Question

LIMIT sqrt of(2x^2 +1)/(3X+5)
X->infinity

Answer 1

\[\lim_{x \rightarrow \infty} \frac{ \sqrt{2x ^{2}+1} }{ 3x-5 }\]

Answer 2

Use asymptotic behavior, \[\Large 2x^2+1 \sim 2x^2 \\ \Large 3x-5 \sim 3x \]
that would lead to
\[\Large \lim_{x \to + \infty} \frac{\sqrt{2x^2+1}}{3x-5}\sim \lim_{x \to + \infty} \frac{\sqrt{2}x}{3x} \]

Answer 3

Ya, that's because I started by multplying both num and den by the numerator, at the end I got \[3/\sqrt{2}\], and when I checked the answers I found yours, AND I WAS NOW WONDERING Y? THANX , tell me when do we use my method?

Answer 4

Well you can do that, your method is another approach, elimination of the root in the numerator sometimes makes the limit more optical obvious. Asymptotic behavior can always be used when the functions are widely known.
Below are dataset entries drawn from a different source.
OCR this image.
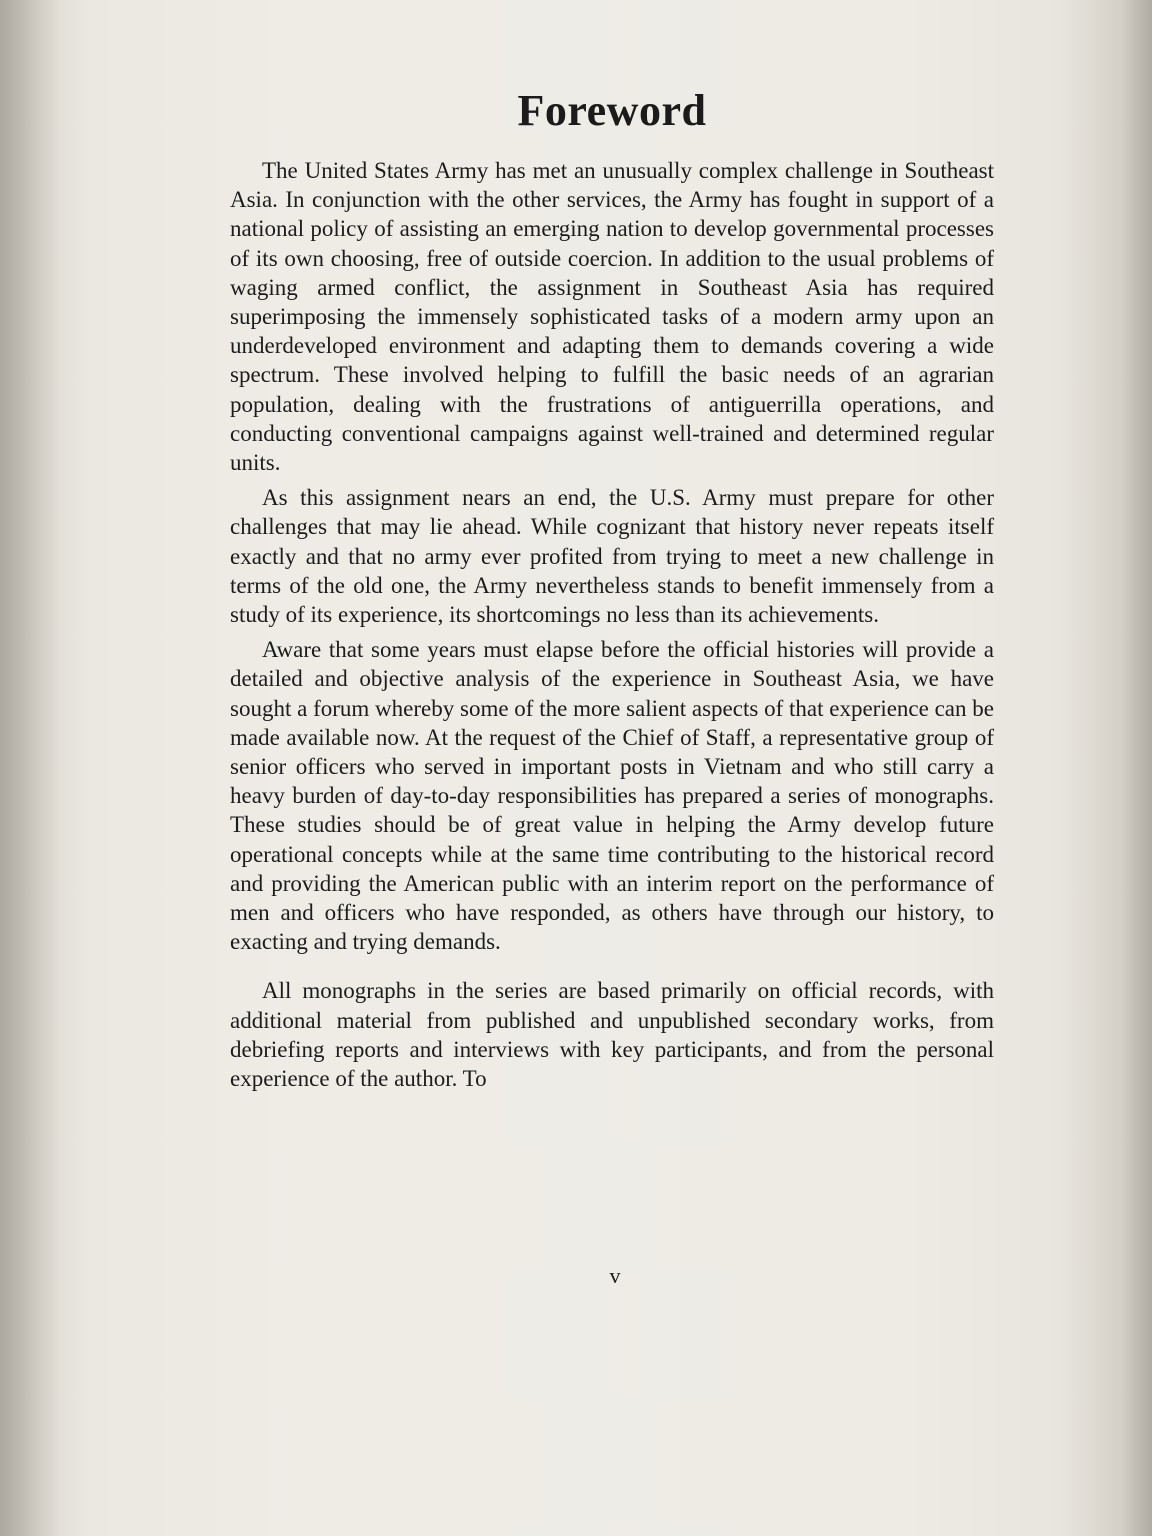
Foreword

The United States Army has met an unusually complex challenge in Southeast Asia. In conjunction with the other services, the Army has fought in support of a national policy of assisting an emerging nation to develop governmental processes of its own choosing, free of outside coercion. In addition to the usual problems of waging armed conflict, the assignment in Southeast Asia has required superimposing the immensely sophisticated tasks of a modern army upon an underdeveloped environment and adapting them to demands covering a wide spectrum. These involved helping to fulfill the basic needs of an agrarian population, dealing with the frustrations of antiguerrilla operations, and conducting conventional campaigns against well-trained and determined regular units.

As this assignment nears an end, the U.S. Army must prepare for other challenges that may lie ahead. While cognizant that history never repeats itself exactly and that no army ever profited from trying to meet a new challenge in terms of the old one, the Army nevertheless stands to benefit immensely from a study of its experience, its shortcomings no less than its achievements.

Aware that some years must elapse before the official histories will provide a detailed and objective analysis of the experience in Southeast Asia, we have sought a forum whereby some of the more salient aspects of that experience can be made available now. At the request of the Chief of Staff, a representative group of senior officers who served in important posts in Vietnam and who still carry a heavy burden of day-to-day responsibilities has prepared a series of monographs. These studies should be of great value in helping the Army develop future operational concepts while at the same time contributing to the historical record and providing the American public with an interim report on the performance of men and officers who have responded, as others have through our history, to exacting and trying demands.

All monographs in the series are based primarily on official records, with additional material from published and unpublished secondary works, from debriefing reports and interviews with key participants, and from the personal experience of the author. To

v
In special with polynomials.

You can verify that for yourself:
\[\Large \lim_{x \to + \infty} \frac{2x^2}{2x^2+1}=1 \implies \exists x_0 \in \mathbb{R} : \forall x \geq x_0 , \ 2x^2 \sim 2x^2+1 \]

Answer 5

Or in different words, for some big values of \(x\) there is no longer a difference between \(2x^2\) and \(2x^2+1\). This is what we call asymptotic behavior of functions and we write \(2x^2 \sim 2x^2+1\). Some call this subfield of Calculus "dominance" of functions.

Answer 6

thank you @Spacelimbus

Answer 7

very welcome

Answer 8

but then I don't understand y my method did not work, u know?
ca you please try to get rid of the radical numerator

Answer 9

Your method did not did not work because the limit you're trying to evaluate is not of the required form, you can get rid of roots if you have something like the following:
\[\Large \lim_{x \to + \infty} \sqrt{x^2+x}-x \]because you can change this (without the use of asymptotics, they would not work here) into the form where you use the binomial expression \((a+b)(a-b)=a^2-b^2\)
In your equation the same thing might be possible, but I believe that it will only turn out into a more complicated expression.

However, you can still use Bernoulli de L'Hopital's rule if you want to.

Answer 10

@Spacelimbus thank you once again, WHO CAN KNOW ALL THE MATHS THERE IS IN THE WORLD ha ha ha!

Answer 11

I have yet to meet one who does :-) !